La réunion du Monetary Policy Committee (MPC) à la Bank of Mauritius Tower demain, ayant Matin Petri, chef de mission du Fonds monétaire international (FMI), en tant que Chief Guest, revêt toute son importance dans la conjoncture. D’aucuns vont jusqu’à affirmer que le gouverneur de la Banque de Maurice, Rundheersing Bheenick, qui préconise une révision à la hausse du Repo Rate, joue gros. Par contre, les opérateurs économiques, dont le Joint Economic Council, s’attendent à voir le statu quo adopté depuis le 17 juin 2013, avec un Repo Rate à 4,65%, être reconduit sans aucune autre forme de procès. En marge des conclusions des délibérations de la réunion de demain, il faudra s’attendre à un duel à distance entre la BoM Tower et le ministère des Finances dès mardi, alors qu’avec le wrapping up des Article IV Consultations en début de semaine, la mission Petri pourrait revenir à la charge sur l’urgence d’une accélération de la réforme économique.

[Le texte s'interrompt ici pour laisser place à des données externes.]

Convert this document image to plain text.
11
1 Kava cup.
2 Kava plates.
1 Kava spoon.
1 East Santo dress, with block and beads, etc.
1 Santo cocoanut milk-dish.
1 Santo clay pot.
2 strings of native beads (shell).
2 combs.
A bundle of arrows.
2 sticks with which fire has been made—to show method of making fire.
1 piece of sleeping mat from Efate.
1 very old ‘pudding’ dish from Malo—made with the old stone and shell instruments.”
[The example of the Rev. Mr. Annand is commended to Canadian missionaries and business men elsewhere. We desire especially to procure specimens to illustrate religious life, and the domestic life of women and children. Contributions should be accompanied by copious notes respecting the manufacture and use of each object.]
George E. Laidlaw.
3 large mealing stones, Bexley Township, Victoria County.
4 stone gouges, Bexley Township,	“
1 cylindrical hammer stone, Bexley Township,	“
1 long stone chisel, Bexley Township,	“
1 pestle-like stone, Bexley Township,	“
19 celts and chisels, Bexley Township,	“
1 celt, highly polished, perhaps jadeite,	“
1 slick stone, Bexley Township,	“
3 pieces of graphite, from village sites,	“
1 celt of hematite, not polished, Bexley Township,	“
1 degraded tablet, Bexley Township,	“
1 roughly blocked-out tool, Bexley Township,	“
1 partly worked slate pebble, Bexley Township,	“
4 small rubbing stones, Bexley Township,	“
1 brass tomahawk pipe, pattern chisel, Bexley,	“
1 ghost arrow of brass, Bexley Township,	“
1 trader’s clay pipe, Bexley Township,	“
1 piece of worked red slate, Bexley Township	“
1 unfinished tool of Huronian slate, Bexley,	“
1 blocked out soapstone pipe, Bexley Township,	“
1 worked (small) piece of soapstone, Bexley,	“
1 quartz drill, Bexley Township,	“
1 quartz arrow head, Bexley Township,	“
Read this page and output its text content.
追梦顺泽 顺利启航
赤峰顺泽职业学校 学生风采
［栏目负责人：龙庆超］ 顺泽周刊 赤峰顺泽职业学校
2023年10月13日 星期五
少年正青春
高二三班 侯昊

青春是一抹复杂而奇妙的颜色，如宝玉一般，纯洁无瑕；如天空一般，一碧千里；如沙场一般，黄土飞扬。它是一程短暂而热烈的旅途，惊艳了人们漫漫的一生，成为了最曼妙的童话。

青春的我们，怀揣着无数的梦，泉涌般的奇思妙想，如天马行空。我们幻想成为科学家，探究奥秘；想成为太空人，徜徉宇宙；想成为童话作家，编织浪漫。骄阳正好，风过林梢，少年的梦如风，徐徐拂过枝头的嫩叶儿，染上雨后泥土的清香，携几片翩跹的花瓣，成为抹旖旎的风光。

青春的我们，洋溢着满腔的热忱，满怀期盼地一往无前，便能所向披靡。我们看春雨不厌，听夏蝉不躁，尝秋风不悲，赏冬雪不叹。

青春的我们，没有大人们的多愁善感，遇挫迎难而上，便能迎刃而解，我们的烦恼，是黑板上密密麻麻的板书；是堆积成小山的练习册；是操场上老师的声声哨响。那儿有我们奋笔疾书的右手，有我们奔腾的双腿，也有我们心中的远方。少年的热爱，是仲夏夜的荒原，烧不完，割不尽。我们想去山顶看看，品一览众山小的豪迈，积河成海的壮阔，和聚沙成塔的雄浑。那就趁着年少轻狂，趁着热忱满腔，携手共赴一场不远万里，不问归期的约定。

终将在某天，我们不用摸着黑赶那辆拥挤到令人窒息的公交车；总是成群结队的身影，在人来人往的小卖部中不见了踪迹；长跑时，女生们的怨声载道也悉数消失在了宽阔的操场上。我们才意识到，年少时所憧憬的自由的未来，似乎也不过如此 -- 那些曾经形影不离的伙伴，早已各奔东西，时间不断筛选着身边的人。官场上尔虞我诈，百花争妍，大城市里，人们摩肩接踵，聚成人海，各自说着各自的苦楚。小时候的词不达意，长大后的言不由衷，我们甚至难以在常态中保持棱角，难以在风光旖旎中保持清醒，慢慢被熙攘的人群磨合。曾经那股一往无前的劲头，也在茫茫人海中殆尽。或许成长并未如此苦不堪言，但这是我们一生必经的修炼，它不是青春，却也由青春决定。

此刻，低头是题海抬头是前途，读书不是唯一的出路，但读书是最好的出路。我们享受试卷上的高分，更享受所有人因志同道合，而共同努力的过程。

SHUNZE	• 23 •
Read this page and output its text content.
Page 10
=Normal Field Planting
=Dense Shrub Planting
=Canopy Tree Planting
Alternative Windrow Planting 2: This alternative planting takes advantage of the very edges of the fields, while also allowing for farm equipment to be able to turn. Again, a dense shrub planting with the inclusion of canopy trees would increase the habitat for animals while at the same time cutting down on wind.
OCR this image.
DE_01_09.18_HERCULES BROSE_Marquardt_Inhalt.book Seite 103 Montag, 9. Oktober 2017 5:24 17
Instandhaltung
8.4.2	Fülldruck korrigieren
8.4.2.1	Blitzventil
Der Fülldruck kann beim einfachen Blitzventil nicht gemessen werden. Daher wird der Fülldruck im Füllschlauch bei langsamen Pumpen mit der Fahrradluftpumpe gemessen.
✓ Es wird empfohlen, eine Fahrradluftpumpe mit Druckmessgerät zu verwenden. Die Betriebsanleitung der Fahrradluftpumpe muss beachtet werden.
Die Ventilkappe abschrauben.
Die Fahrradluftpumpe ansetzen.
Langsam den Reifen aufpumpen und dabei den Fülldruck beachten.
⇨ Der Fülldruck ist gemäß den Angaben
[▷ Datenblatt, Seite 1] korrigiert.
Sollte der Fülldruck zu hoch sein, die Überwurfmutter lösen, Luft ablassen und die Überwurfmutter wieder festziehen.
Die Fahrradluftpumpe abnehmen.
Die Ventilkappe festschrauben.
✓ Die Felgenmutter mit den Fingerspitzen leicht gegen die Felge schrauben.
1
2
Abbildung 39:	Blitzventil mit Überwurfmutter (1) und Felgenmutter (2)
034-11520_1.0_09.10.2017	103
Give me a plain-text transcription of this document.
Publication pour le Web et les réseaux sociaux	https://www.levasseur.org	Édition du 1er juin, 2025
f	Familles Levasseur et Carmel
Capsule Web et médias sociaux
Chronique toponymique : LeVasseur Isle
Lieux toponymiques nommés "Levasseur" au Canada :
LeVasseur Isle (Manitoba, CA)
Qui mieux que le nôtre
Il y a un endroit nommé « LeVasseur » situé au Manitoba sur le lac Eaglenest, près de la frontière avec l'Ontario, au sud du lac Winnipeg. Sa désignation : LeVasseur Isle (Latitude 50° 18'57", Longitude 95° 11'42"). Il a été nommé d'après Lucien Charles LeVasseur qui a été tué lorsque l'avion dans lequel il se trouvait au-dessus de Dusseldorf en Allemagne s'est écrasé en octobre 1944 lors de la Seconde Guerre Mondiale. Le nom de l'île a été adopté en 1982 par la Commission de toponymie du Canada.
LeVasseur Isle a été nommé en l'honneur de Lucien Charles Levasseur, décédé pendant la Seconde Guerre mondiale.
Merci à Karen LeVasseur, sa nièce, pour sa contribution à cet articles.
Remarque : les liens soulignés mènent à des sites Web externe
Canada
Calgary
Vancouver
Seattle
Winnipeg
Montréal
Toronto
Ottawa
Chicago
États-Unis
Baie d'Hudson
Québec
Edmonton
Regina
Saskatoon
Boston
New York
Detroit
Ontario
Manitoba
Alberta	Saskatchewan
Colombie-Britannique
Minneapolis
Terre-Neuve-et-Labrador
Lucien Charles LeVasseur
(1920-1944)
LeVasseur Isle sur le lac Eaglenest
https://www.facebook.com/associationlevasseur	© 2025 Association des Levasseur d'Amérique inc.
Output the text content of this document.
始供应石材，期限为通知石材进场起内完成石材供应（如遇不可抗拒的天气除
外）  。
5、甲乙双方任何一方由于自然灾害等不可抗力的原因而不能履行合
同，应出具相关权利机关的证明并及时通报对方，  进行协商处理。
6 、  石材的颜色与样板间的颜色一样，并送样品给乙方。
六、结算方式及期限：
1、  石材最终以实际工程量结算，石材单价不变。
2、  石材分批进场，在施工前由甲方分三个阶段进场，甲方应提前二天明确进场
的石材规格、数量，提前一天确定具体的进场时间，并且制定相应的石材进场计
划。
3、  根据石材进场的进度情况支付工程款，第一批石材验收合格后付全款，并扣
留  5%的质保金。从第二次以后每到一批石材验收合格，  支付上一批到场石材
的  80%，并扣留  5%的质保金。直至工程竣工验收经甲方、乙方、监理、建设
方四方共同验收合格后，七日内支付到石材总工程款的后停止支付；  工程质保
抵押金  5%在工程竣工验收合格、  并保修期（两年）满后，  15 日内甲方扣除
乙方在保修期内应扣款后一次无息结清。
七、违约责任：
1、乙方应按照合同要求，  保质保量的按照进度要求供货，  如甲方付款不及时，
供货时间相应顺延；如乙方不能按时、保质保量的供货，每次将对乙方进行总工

Après avoir échoué au moins les deux dernières fois à convaincre les membres du Monetary Policy Committee à entériner une hausse du Repo Rate, Manou Bheenick ne compte nullement abandonner sa stratégie, d’autant que la Reserve Bank of India a récemment revu sa politique en matière de taux d’intérêts. Les problèmes générés par la poussée des excédents de liquidités dans le circuit ou encore le niveau de l’épargne sont présentés comme dans arguments supplémentaires dans le camp de ceux qui sont en faveur d’une révision à la hausse des taux d’intérêts.
La véritable question qui se pose à 24h de ces discussions cruciales demeure si le gouverneur de la banque centrale réussira là où il a échoué de manière lamentable les fois précédentes. Face à des indications préliminaires qu’un renversement de tendance pourrait être en ballottage favorable, des opérateurs du secteur privé souhaitent voir le maintien du Repo Rate à 4,65% vu que les pressions inflationnistes sur le front extérieur et le plan local sont sous contrôle.
Du côté du JEC, l’on préfère éviter de déclarer ses préférences pour la réunion du MPC tout en privilégiant la croissance. « La politique du MPC va dans la bonne direction avec une préférence pour la croissance. Toutefois, avec le nouveau Repo Rate, qui sera annoncé demain, nous pensions qu’il ne devrait pas constituer un signal à l’encontre sur la croissance. Nous ne devrons nullement être hawkish au sujet de l’inflation », fait-on comprendre officiellement.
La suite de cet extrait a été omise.